The “fiscal cliff” must be very confusing to most Americans. Largely ignored during the presidential campaign, it suddenly seems to be Washington’s sole focus. But know this: it is quite a problem.
In the absence of a new budget deal, a variety of temporary tax cuts will end beginning in 2013, as will a major spending program that extends unemployment insurance. The resulting higher taxes and reduced unemployment insurance will cut into people’s ability to spend. At the same time, Congress will be required to begin cutting government spending, thanks to the failure of the famous “supercommittee” to agree on a reduction of about $900 billion in federal spending over ten years. Half of the cuts will come from defense, Homeland Security and other security programs; the other half from social programs, excluding Medicare, Social Security and Medicaid. These cuts, too, will dampen the economy. (Indeed, every dollar of spending cuts does more damage than higher taxes, on balance.)
But why the sudden tension in the wake of the election, especially on Wall Street, where stock prices have fallen sharply? Because President Obama’s win makes an easy compromise less likely, if more sensible in its particulars than one Romney might have forged.
Obama gave a brief talk about the fiscal cliff this afternoon. He looked more decisive and relaxed than he has in a long time, perhaps thanks to his electoral victory. He was adamant that he wants taxes raised for the rich—those who make more than $250,000, about 2 percent of Americans. This has long been the president’s line, of course.
The House Republicans, who are in the majority again, remain firm that they will not allow taxes to be raised for the rich, though they have made one mild concession: House speaker John Boehner has said he is willing to look at closing loopholes to raise tax revenues. This isn’t likely to provide a successful path to compromise, but it is at least a crack in the barrier.

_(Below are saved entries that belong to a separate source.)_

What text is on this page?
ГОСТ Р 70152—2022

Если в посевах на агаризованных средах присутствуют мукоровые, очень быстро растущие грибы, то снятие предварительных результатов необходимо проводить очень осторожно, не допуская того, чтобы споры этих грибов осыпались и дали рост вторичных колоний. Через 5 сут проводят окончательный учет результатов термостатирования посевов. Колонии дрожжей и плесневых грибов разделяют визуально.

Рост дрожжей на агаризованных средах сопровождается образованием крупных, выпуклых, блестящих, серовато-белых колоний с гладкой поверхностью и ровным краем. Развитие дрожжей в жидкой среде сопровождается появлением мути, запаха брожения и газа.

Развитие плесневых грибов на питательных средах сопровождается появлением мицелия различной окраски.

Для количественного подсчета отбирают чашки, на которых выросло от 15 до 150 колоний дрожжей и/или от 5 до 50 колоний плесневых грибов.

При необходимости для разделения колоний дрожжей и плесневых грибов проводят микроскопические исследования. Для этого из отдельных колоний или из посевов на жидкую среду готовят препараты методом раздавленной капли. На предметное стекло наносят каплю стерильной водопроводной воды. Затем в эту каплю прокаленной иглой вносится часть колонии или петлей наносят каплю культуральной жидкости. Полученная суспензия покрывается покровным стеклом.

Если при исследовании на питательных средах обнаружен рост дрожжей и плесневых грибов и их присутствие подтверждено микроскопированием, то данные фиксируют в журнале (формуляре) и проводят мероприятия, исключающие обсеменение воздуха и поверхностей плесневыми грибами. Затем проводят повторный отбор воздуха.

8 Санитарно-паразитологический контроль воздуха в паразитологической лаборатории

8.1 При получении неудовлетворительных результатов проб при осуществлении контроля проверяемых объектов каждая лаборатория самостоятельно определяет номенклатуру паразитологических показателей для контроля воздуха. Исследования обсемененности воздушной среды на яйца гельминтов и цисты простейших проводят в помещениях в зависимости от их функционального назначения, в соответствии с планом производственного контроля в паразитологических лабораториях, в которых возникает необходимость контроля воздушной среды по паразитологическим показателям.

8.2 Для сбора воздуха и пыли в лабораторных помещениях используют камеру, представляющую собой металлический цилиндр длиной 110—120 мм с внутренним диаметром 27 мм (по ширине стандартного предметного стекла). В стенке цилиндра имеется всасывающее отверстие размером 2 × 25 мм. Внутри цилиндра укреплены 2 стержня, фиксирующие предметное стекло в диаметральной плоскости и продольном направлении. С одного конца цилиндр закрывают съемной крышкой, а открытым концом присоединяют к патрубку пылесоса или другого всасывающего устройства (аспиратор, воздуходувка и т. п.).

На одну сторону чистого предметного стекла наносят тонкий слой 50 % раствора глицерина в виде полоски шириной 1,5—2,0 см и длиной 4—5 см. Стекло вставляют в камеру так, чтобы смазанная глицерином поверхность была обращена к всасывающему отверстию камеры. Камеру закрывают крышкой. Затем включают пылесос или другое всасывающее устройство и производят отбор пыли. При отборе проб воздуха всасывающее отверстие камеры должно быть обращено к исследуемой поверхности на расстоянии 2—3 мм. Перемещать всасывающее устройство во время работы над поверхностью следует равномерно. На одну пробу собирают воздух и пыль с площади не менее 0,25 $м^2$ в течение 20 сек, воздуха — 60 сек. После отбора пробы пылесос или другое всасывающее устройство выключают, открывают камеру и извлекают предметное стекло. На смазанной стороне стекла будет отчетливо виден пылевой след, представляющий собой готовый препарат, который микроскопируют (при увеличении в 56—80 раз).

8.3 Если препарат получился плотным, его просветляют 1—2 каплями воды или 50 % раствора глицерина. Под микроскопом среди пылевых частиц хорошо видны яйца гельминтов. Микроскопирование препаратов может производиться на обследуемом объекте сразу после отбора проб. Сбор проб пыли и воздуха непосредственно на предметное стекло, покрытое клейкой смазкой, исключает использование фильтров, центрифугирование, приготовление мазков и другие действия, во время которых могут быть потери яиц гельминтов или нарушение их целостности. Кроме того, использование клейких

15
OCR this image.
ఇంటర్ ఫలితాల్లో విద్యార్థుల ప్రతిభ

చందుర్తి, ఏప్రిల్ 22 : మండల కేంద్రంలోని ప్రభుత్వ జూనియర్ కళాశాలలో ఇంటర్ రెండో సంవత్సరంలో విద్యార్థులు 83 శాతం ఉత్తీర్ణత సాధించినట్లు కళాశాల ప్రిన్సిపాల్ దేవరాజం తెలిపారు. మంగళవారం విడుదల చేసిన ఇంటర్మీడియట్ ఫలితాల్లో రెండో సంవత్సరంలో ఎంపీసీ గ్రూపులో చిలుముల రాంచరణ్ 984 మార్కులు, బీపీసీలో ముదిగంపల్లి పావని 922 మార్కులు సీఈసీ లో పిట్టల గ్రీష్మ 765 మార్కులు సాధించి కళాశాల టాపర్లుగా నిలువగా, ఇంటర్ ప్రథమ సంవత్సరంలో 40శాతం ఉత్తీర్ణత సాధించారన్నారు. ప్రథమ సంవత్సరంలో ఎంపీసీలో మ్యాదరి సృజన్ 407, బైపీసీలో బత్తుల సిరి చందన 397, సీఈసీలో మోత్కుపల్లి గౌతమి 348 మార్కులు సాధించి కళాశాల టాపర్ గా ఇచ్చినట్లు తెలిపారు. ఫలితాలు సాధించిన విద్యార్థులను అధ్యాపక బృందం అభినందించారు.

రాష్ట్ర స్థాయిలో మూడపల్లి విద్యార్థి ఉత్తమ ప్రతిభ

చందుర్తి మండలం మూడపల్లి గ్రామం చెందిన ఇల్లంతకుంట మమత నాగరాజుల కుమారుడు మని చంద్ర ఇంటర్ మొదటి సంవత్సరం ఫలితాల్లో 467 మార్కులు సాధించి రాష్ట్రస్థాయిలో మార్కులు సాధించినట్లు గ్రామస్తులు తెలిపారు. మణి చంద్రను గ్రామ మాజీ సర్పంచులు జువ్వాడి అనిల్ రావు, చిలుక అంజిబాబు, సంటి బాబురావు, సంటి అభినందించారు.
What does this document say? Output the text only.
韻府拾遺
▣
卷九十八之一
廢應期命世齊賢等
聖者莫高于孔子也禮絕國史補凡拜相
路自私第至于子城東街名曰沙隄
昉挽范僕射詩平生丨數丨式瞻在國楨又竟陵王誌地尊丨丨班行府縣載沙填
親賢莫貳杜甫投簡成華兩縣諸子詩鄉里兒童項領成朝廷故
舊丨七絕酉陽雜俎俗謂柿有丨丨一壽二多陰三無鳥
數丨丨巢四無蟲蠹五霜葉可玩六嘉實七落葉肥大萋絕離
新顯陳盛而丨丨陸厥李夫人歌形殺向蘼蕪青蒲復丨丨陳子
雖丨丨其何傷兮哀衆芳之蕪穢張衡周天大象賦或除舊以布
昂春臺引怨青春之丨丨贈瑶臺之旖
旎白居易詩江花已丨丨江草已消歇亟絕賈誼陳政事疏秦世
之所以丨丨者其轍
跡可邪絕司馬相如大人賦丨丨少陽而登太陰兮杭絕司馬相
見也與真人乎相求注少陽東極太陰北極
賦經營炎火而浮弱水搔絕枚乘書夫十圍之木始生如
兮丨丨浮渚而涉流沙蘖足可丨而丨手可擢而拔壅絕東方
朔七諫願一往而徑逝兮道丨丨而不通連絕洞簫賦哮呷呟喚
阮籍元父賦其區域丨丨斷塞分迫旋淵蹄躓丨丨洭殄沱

So let’s say no agreement is reached before December 31. At that point, taxes will rise by about $450 billion. These tax increases include all the Bush tax cuts, about $190 billion worth. Of that, $56 billion will come from the rich. The 2 percentage-point payroll tax cut that Obama put in place in 2011, and that was extended into 2012, would also likely be allowed to expire, accounting for more than $100 billion in tax increases. Taxes would also be raised on those who pay the alternative minimum tax (which is in need of an updating). This would mean about $100 billion more in taxes next year. The extension of unemployment insurance would also end—there’s about $40 billion.
As for government spending, the scheduled cuts amount to only about $80 billion in 2013, according to Goldman Sachs.
Thus, without an agreement, up to $600 billion in spending power will be taken out of the economy, or 4 percent of GDP. That’s one big number. It would lead to outright recession and a jump in unemployment of well more than 1 percent, according to the Congressional Budget Office.
Such a recession could easily deepen, as recessions often do, its component parts feeding on each other—unemployment leading to less demand, less demand leading to less profit, and less profit leading to more job cuts. Unemployment could return to 10 percent. Given that Europe is already in a worsening recession, the risks are profoundly worrying.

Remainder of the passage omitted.